406 ligands in my set contain at least one of the substructres specified in custom key.


In [82]:
h1_maccs = [MACCSkeys.GenMACCSKeys(m) for m in h1_ligands]

In [92]:
print(len(list(h1_maccs[556].GetOnBits())))

68


Randomly picked ligand from my set contains 68 of MACCS substructures.

In [94]:
h1_ligands_maccs_sums = [0]*h1_maccs[0].GetNumBits() 
for key in h1_maccs:
    for onbit in key.GetOnBits():
        h1_ligands_maccs_sums[onbit] += 1

In [96]:
h1_ligands_maccs_scaled = [x/len(h1_maccs) for x in h1_ligands_maccs_sums]

In [98]:
h1_drugbank_differences = [(i, a_b[0] - a_b[1])
                             for i, a_b in enumerate(zip(h1_ligands_maccs_scaled, drugbank_maccs_scaled))]
h1_drugbank_differences.sort(key=lambda x: x[1])
h1_drugbank_differences

[(131, -0.2685387449563193),
 (151, -0.1984328922437823),
 (90, -0.18444639023463955),
 (54, -0.18125227019799445),
 (139, -0.174918959489256),
 (69, -0.15480085460185947),
 (130, -0.1533137095927269),
 (124, -0.15171175320686744),
 (53, -0.14231432946160105),
 (146, -0.1394905323949867),
 (91, -0.1367774945388618),
 (159, -0.13650588684078147),
 (84, -0.12996614077428115),
 (106, -0.12886946700619314),
 (102, -0.12217675166423034),
 (43, -0.12118622213952801),
 (140, -0.11592279587764126),
 (48, -0.10615786316667561),
 (136, -0.10099180145466014),
 (82, -0.09386347824217478),
 (29, -0.09325959291262619),
 (104, -0.090197505959217),
 (95, -0.07791865433862627),
 (109, -0.07326575445651051),
 (164, -0.07224888585126499),
 (117, -0.07121074337327304),
 (119, -0.0642504724994673),
 (132, -0.06169817057075999),
 (92, -0.060891114128474144),
 (123, -0.060114336372795674),
 (110, -0.05734513099021327),
 (154, -0.05366204956091969),
 (78, -0.052395972732072915),
 (49, -0.051399927758880797),


The MACCS bits that are least prevalent in my H1 ligand set compared to the DrugBank database contents are 131, 151, 90, 54 etc.
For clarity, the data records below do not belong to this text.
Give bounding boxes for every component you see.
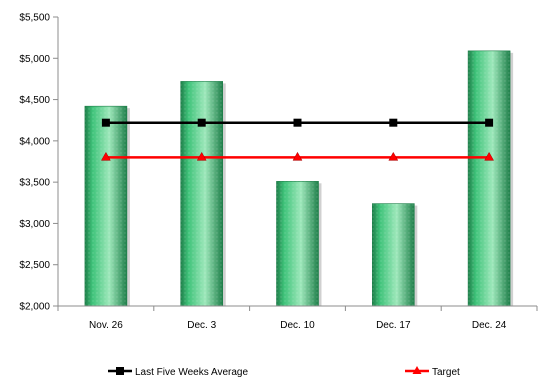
legend-label: Last Five Weeks Average [135,367,248,377]
series-marker [389,118,398,127]
legend: Last Five Weeks Average Target [108,366,460,378]
x-tick-label: Dec. 24 [472,320,507,331]
y-tick-label: $5,000 [19,54,50,65]
series-marker [485,118,494,127]
y-tick-label: $3,000 [19,219,50,230]
series-marker [292,151,303,161]
y-axis: $2,000 $2,500 $3,000 $3,500 $4,000 $4,500 $5,0… [19,13,59,313]
series-marker [388,151,399,161]
x-tick-label: Dec. 10 [280,320,315,331]
bar-texture [276,181,319,306]
overlay-lines [100,118,495,161]
y-tick-label: $3,500 [19,178,50,189]
x-axis: Nov. 26 Dec. 3 Dec. 10 Dec. 17 Dec. 24 [57,305,538,331]
y-tick-label: $2,000 [19,302,50,313]
series-marker [197,118,206,127]
series-marker [101,118,110,127]
bars [84,50,514,307]
y-tick-label: $5,500 [19,13,50,24]
bar-texture [468,50,511,307]
x-tick-label: Dec. 17 [376,320,411,331]
bar-texture [372,203,415,306]
series-marker [196,151,207,161]
legend-label: Target [432,367,460,377]
series-marker [484,151,495,161]
series-marker [100,151,111,161]
legend-marker [116,367,124,375]
y-tick-label: $4,500 [19,95,50,106]
bar-texture [180,81,223,306]
bar-texture [84,106,127,306]
series-marker [293,118,302,127]
x-tick-label: Dec. 3 [187,320,216,331]
y-tick-label: $4,000 [19,136,50,147]
legend-marker [412,366,422,374]
y-tick-label: $2,500 [19,260,50,271]
x-tick-label: Nov. 26 [89,320,123,331]
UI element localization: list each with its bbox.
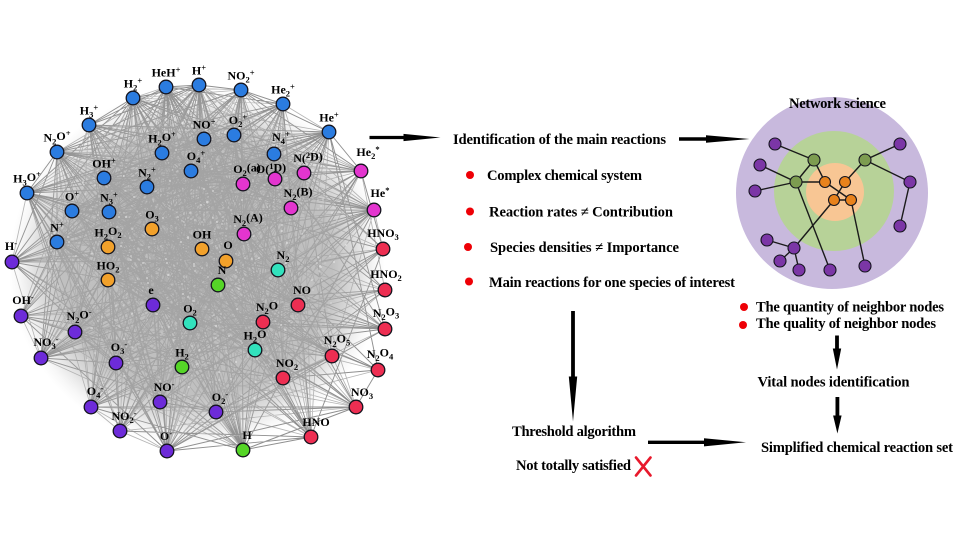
svg-text:H2O2: H2O2 — [94, 224, 121, 241]
svg-text:O3-: O3- — [111, 339, 128, 356]
svg-text:H2O+: H2O+ — [148, 129, 176, 147]
svg-text:N(2D): N(2D) — [293, 150, 323, 165]
svg-text:N2+: N2+ — [138, 164, 156, 181]
svg-text:NO+: NO+ — [193, 116, 216, 131]
svg-text:Network science: Network science — [789, 96, 887, 112]
svg-text:He*: He* — [371, 185, 390, 200]
svg-text:He+: He+ — [319, 109, 339, 124]
svg-text:N: N — [218, 263, 227, 277]
svg-text:O4-: O4- — [87, 383, 104, 400]
svg-text:Simplified chemical reaction s: Simplified chemical reaction set — [761, 440, 953, 456]
svg-text:OH-: OH- — [12, 292, 34, 307]
svg-text:Threshold algorithm: Threshold algorithm — [512, 424, 636, 440]
svg-text:H: H — [242, 428, 252, 442]
svg-text:H3O+: H3O+ — [13, 169, 41, 187]
svg-text:N2O4: N2O4 — [367, 346, 394, 363]
svg-text:Identification of the main rea: Identification of the main reactions — [453, 132, 666, 148]
svg-text:N2(A): N2(A) — [233, 211, 263, 228]
svg-text:Reaction rates ≠ Contribution: Reaction rates ≠ Contribution — [489, 205, 673, 221]
svg-text:HeH+: HeH+ — [152, 64, 181, 79]
svg-text:O+: O+ — [65, 188, 79, 203]
svg-text:NO2+: NO2+ — [227, 67, 254, 84]
svg-text:N+: N+ — [50, 219, 64, 234]
svg-text:HNO2: HNO2 — [370, 267, 402, 283]
svg-text:N2: N2 — [277, 248, 290, 264]
svg-text:NO3-: NO3- — [33, 334, 58, 351]
svg-text:N2O3: N2O3 — [373, 305, 400, 322]
svg-text:H-: H- — [5, 238, 17, 253]
svg-text:N2(B): N2(B) — [284, 185, 313, 202]
svg-text:N2O5: N2O5 — [324, 332, 351, 349]
svg-text:OH+: OH+ — [92, 155, 116, 170]
svg-text:Main reactions for one species: Main reactions for one species of intere… — [489, 275, 735, 291]
svg-text:Complex chemical system: Complex chemical system — [487, 168, 642, 184]
svg-text:NO3: NO3 — [351, 385, 373, 401]
svg-text:O3: O3 — [145, 208, 159, 224]
svg-text:The quantity of neighbor nodes: The quantity of neighbor nodes — [756, 300, 944, 316]
svg-text:Species densities ≠ Importance: Species densities ≠ Importance — [490, 240, 680, 256]
svg-text:e: e — [148, 283, 154, 297]
svg-text:HNO: HNO — [302, 415, 329, 429]
svg-text:O4+: O4+ — [187, 148, 206, 165]
svg-text:HNO3: HNO3 — [367, 226, 399, 242]
svg-text:O2(a): O2(a) — [233, 161, 261, 178]
svg-text:NO: NO — [293, 283, 311, 297]
svg-text:N3+: N3+ — [100, 189, 118, 206]
svg-text:NO2-: NO2- — [111, 408, 136, 425]
svg-text:H2+: H2+ — [124, 75, 143, 92]
svg-text:N2O-: N2O- — [66, 306, 91, 324]
svg-text:He2+: He2+ — [271, 81, 295, 98]
svg-text:O2-: O2- — [212, 389, 229, 406]
svg-text:H+: H+ — [192, 62, 206, 77]
svg-text:N2O: N2O — [256, 299, 278, 316]
svg-text:The quality of neighbor nodes: The quality of neighbor nodes — [756, 316, 936, 332]
svg-text:O2: O2 — [183, 302, 197, 318]
svg-text:Not totally satisfied: Not totally satisfied — [516, 458, 631, 474]
svg-text:He2*: He2* — [356, 144, 379, 161]
svg-text:H2O: H2O — [244, 327, 267, 344]
svg-text:O: O — [223, 238, 232, 252]
svg-text:N4+: N4+ — [272, 129, 290, 146]
svg-text:OH: OH — [193, 228, 212, 242]
svg-text:H3+: H3+ — [80, 102, 99, 119]
svg-text:NO2: NO2 — [276, 356, 298, 372]
svg-text:N2O+: N2O+ — [43, 128, 70, 146]
svg-text:O-: O- — [160, 428, 172, 443]
svg-text:NO-: NO- — [154, 379, 175, 394]
svg-text:H2: H2 — [175, 346, 189, 362]
svg-text:Vital nodes identification: Vital nodes identification — [758, 375, 910, 391]
svg-text:O2+: O2+ — [229, 112, 248, 129]
svg-text:HO2: HO2 — [97, 259, 120, 275]
svg-text:O(1D): O(1D) — [256, 161, 286, 176]
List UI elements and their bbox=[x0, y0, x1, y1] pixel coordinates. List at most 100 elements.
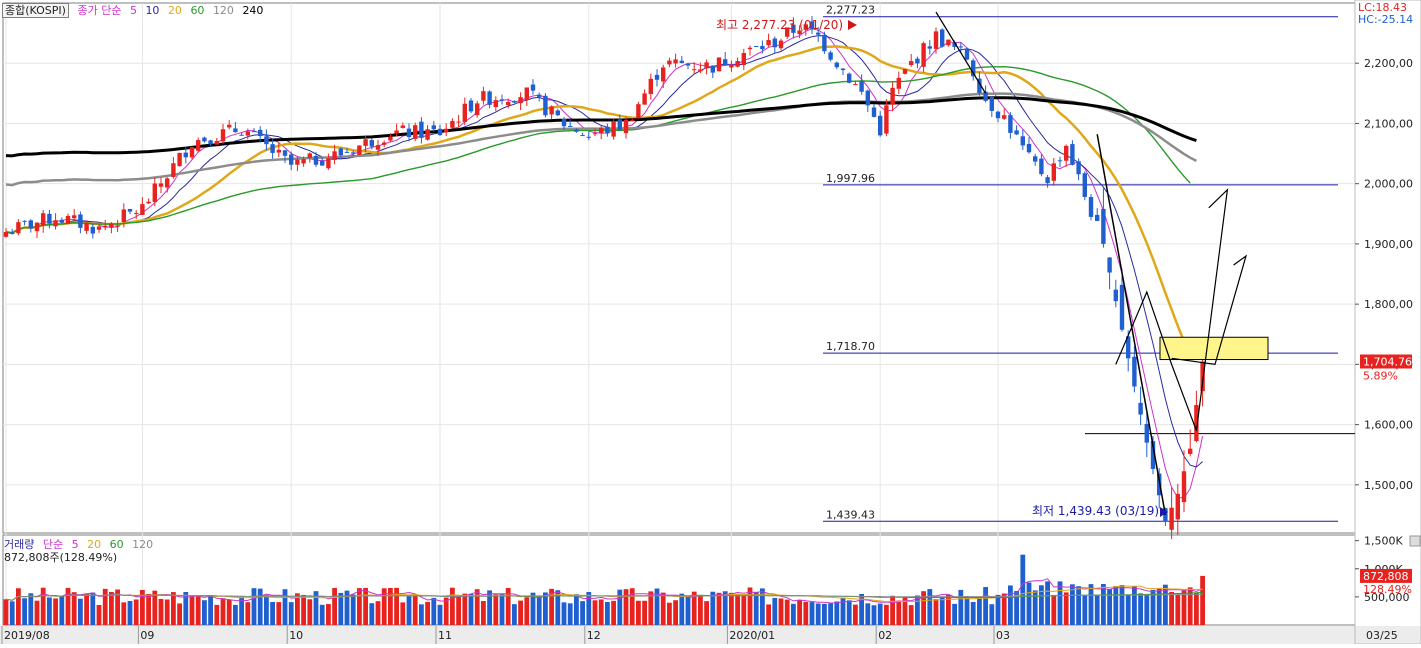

These bits correspond to structural patterns in the MACCS key definition "QH > 1", "NH", "QHAACH2A", "QHAAQH".

The most prevalent MACCS bits in my set of H1 ligands compared to the DrugBank baseline are 86, 93, 85 and 145. These correspond to structural patterns "CH2QCH2","QCH3","CN(C)C" and "6M ring > 1".